Hey reddit, take it easy on me I've suffered from P.T.S.D. and depression/anxiety for about 8 years
I have no college education, but I did go back and recieve my H.I.S.E.T/G.E.D.
I have been working on and off construction gigs in Montana for the last few years. Its not a great fit, my employers love me because I work really hard, but I never make more than $20 an hour. The work is hard on me, I'm a skinny guy who is not very healthy, everything hurts at the end of the day.
I want to start making money but I am overwhelmed. I've never been good with financial and feel like I am running out of time.
I think about college but I always hear horror stories of debt and useless degree's.
I am pretty good with computers. I spend most of my free time gaming. It is sort of a passion. I just don't see how someone like me could make something in the gaming field work.
Any suggestions on how to get back on track and stop working myself to death for a paycheck to paycheck depressionfest?
Edit: Thanks for all of the ideas, you guys made my Sunday much better. I have a lot to consider. I'll come back later and check again. I need to get ready for the work week.
🙂
Edit2: I only expected a few people to see this, I'm sorry I can't reply to you all. But I really appreciate you guys taking the time out of your day to give me advice.

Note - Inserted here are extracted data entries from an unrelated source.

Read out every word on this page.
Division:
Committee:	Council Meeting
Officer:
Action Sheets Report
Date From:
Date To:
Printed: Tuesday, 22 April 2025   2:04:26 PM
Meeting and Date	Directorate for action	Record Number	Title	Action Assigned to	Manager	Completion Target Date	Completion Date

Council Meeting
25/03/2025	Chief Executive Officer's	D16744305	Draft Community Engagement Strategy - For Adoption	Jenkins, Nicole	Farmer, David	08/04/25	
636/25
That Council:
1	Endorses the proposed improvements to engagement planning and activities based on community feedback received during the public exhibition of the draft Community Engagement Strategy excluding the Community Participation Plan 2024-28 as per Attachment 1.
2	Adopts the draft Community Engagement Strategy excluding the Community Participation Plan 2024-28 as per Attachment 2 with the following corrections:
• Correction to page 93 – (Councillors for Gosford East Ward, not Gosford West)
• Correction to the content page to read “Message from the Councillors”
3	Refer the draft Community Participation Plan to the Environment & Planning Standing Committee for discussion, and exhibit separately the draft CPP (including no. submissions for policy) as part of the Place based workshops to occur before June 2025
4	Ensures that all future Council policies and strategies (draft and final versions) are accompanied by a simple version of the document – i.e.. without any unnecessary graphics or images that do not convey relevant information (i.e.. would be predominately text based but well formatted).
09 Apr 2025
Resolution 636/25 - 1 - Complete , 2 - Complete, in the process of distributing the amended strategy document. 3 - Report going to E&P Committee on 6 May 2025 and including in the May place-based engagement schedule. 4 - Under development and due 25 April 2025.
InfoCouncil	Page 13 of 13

Update: Some of you have sent me some seriously amazing responses, great advice and even job offers.
Some of you are asking about my P.T.S.D. I was not in the military. It was caused from something else. I keep erasing and re-writing these next lines because I feel like I should have to defend the reason I have P.T.S.D. The fact is. It sucks. You re-live something over and over playing it out in your head. I understood it at the time, I knew what it was. But I thought I could just splash water on my face get over it.. I fought it for years. Maybe if I was brave enough to ask for help, instead of trying to deny that there was something wrong with me, These last few years could have been different. All I'm saying is that I came here for advice and got a ton of it. So the one thing I might be able to give back is that if you think something is wrong, you should seek help not shelter.
Update 2: "Learn to code!" I hear you guys, I am on it. Python installed Pycharm installed and I taking Udemy courses.
This thread will serve as a tool over the next week/s something I can really search through and hopefully find a path that I can follow.
Much love reddit. Thanks for your support!